I think that's the point. Don't jump to the complex right away. Keep it simple and compose the capabilities you have readily available until you need to become more complex. When the task requires it, yeah, do the complex thing, but keep the simplicity mandate in mind and only add the new complexity that you need. You can get pretty far with the simple, and what about all of the situations where that future pivot or growth never happens?

The philosophy strikes a cord with me - I'm often contending with teams that are building for the future complexities that they think might come up, and we realize later that we did get complexity in the problem later, but not the kind we had planned for, so all of that infrastructure and planning was wasted on an imaginary problem that no only didn't help us but often actually make our task harder. The trick is to keep the solution set composable and flexible so that if complexity shows up later, we can reconfigure and build the new capabilities that we need rather than having to maneuver a large complicated system that we built on a white board before we really knew what the problem looked like.

[–] [email protected] 4 points 2 months ago (1 children)

Don't jump to the complex right away

It's more complex to have 10 different ways to do the same thing. Like, just take a week to teach your ops team how to use Docker and Kubernetes, so everything can simplified to just one Kubernetes cluster instead of 20 bespoke EC2 instances.

[–] vinniep 1 points 2 months ago

I absolutely agree, but you're talking about a situation where we already have 10 different ways and 20 EC2 instances.
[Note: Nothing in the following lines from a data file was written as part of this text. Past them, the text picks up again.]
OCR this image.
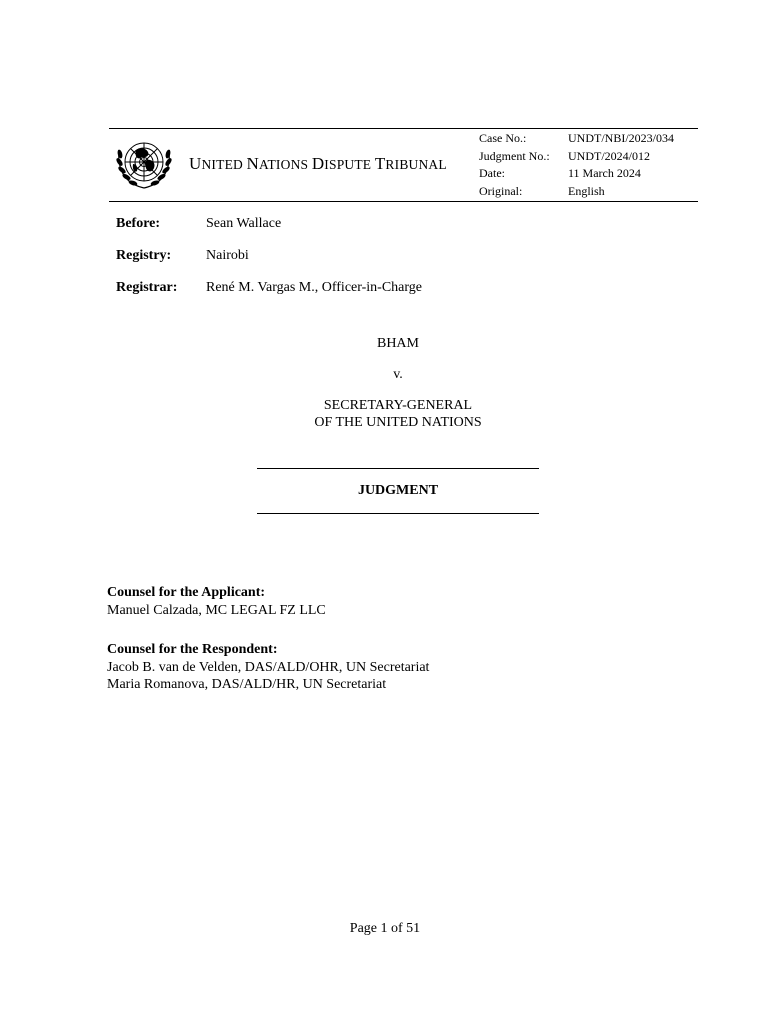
UNITED NATIONS DISPUTE TRIBUNAL
Case No.:	UNDT/NBI/2023/034
Judgment No.:	UNDT/2024/012
Date:	11 March 2024
Original:	English
Before:	Sean Wallace
Registry:	Nairobi
Registrar:	René M. Vargas M., Officer-in-Charge
BHAM
v.
SECRETARY-GENERAL
OF THE UNITED NATIONS
JUDGMENT
Counsel for the Applicant:
Manuel Calzada, MC LEGAL FZ LLC
Counsel for the Respondent:
Jacob B. van de Velden, DAS/ALD/OHR, UN Secretariat
Maria Romanova, DAS/ALD/HR, UN Secretariat
Page 1 of 51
When you get to that point (or start approaching it), yeah, do the complex thing - no argument at all. The challenge is to wait until the last responsible moment to make that pivot and to not dive deeper into the complexity than you need at the current time and place. I've worked with countless small companies and teams in the past that have created whole K8s clusters, Terraform provisioning plans, and the whole kit for a single low volume service because "we'll need it when things scale out later" and later never arrives.